STJ julga pedido de liberdade de Deolane Bezerra após 20 dias presa

A 5ª Turma do Superior Tribunal de Justiça (STJ) julga nesta terça-feira (9) o pedido de liberdade da influenciadora digital e advogada Deolane Bezerra, que está presa preventivamente desde 21 de maio. A detenção ocorreu no âmbito de uma investigação que apura sua suposta participação em uma organização criminosa ligada ao Primeiro Comando da Capital (PCC).

Deolane foi presa durante uma operação conjunta do Ministério Público e da Polícia Civil de São Paulo, que investiga um esquema de lavagem de dinheiro. Segundo as autoridades, ela é suspeita de envolvimento em crimes como lavagem de dinheiro, associação ao tráfico de drogas e participação em organização criminosa.

A defesa da influenciadora recorreu ao STJ alegando que a prisão preventiva não atende aos requisitos legais, pois não há provas concretas de risco à ordem pública, interferência na investigação ou possibilidade de fuga. Os advogados pedem que a prisão seja convertida em domiciliar, destacando que Deolane é mãe de um menino de 9 anos e que os fatos investigados ocorreram entre 2018 e 2021.

Além disso, a defesa propõe medidas alternativas, como retenção do passaporte, proibição de deixar a cidade e restrição de contato com outros investigados. Eles negam qualquer ligação da influenciadora com o crime organizado e afirmam que toda a movimentação financeira atribuída a ela tem origem lícita e comprovada.

De acordo com a polícia, entre 2018 e 2022, cerca de R$ 13,6 milhões teriam sido movimentados em contas pessoais de Deolane, e aproximadamente R$ 14 milhões passaram por três empresas vinculadas a ela. As autoridades identificaram ainda empresas registradas em municípios do interior paulista, próximas ao presídio de Presidente Venceslau, que seriam usadas como fachadas para ocultar patrimônio.

O pedido de liberdade já havia sido negado pela Presidência do STJ, que entendeu que o caso deveria ser analisado primeiro pelo Tribunal de Justiça de São Paulo. A defesa recorreu da decisão, levando o recurso à 5ª Turma do STJ, que agora decidirá sobre a manutenção ou não da prisão preventiva.

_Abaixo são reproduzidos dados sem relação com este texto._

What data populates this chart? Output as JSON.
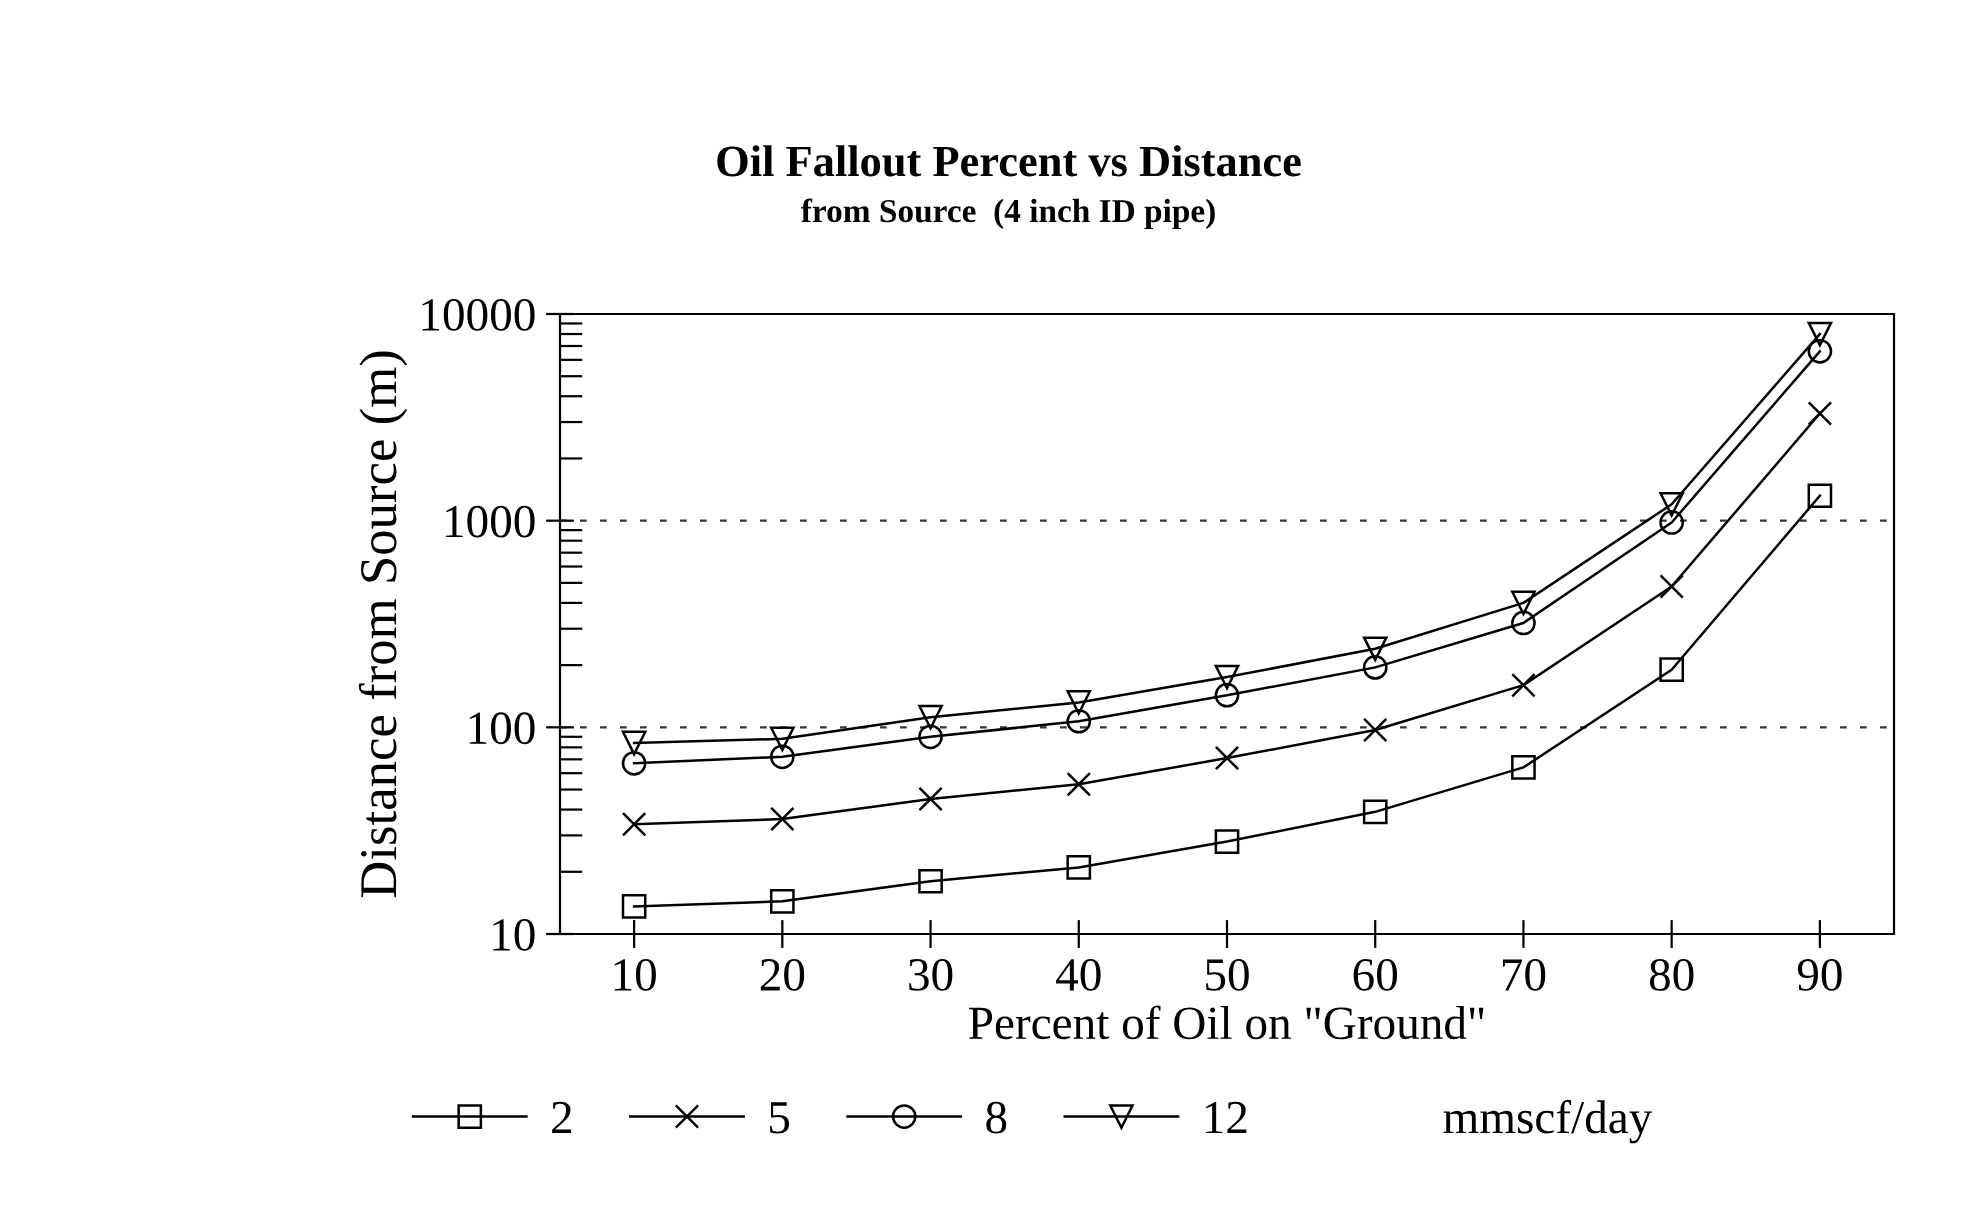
{
  "chart_data": {
    "type": "line",
    "title": "Oil Fallout Percent vs Distance",
    "subtitle": "from Source  (4 inch ID pipe)",
    "xlabel": "Percent of Oil on \"Ground\"",
    "ylabel": "Distance from Source (m)",
    "legend_title": "mmscf/day",
    "x": [
      10,
      20,
      30,
      40,
      50,
      60,
      70,
      80,
      90
    ],
    "series": [
      {
        "name": "2",
        "color": "#000000",
        "marker": "square",
        "values": [
          13.6,
          14.4,
          18,
          21,
          28,
          39,
          64,
          190,
          1320
        ]
      },
      {
        "name": "5",
        "color": "#000000",
        "marker": "cross",
        "values": [
          34,
          36,
          45,
          53,
          71,
          97,
          160,
          480,
          3300
        ]
      },
      {
        "name": "8",
        "color": "#000000",
        "marker": "circle",
        "values": [
          67,
          72,
          90,
          107,
          143,
          195,
          320,
          980,
          6600
        ]
      },
      {
        "name": "12",
        "color": "#000000",
        "marker": "triangle",
        "values": [
          84,
          88,
          112,
          132,
          175,
          240,
          400,
          1200,
          8000
        ]
      }
    ],
    "log": "y",
    "xlim": [
      5,
      95
    ],
    "ylim": [
      10,
      10000
    ],
    "xticks": [
      10,
      20,
      30,
      40,
      50,
      60,
      70,
      80,
      90
    ],
    "yticks": [
      10,
      100,
      1000,
      10000
    ],
    "grid": "y",
    "legend": "bottom",
    "line_style": "solid"
  }
}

Paralelamente, a Polícia Civil de Presidente Venceslau concluiu o inquérito da Operação Vérnix e indiciou Deolane e outras seis pessoas pelos crimes de organização criminosa e lavagem de dinheiro. A investigação apontou que o grupo continuava atuando durante as apurações, alterando a estrutura das empresas para ocultar patrimônio e movimentações financeiras, inclusive utilizando ativos virtuais.

Novas medidas judiciais foram solicitadas pela polícia, incluindo bloqueio ampliado de bens, apreensão definitiva de veículos e custódia judicial de joias e relógios encontrados nas buscas.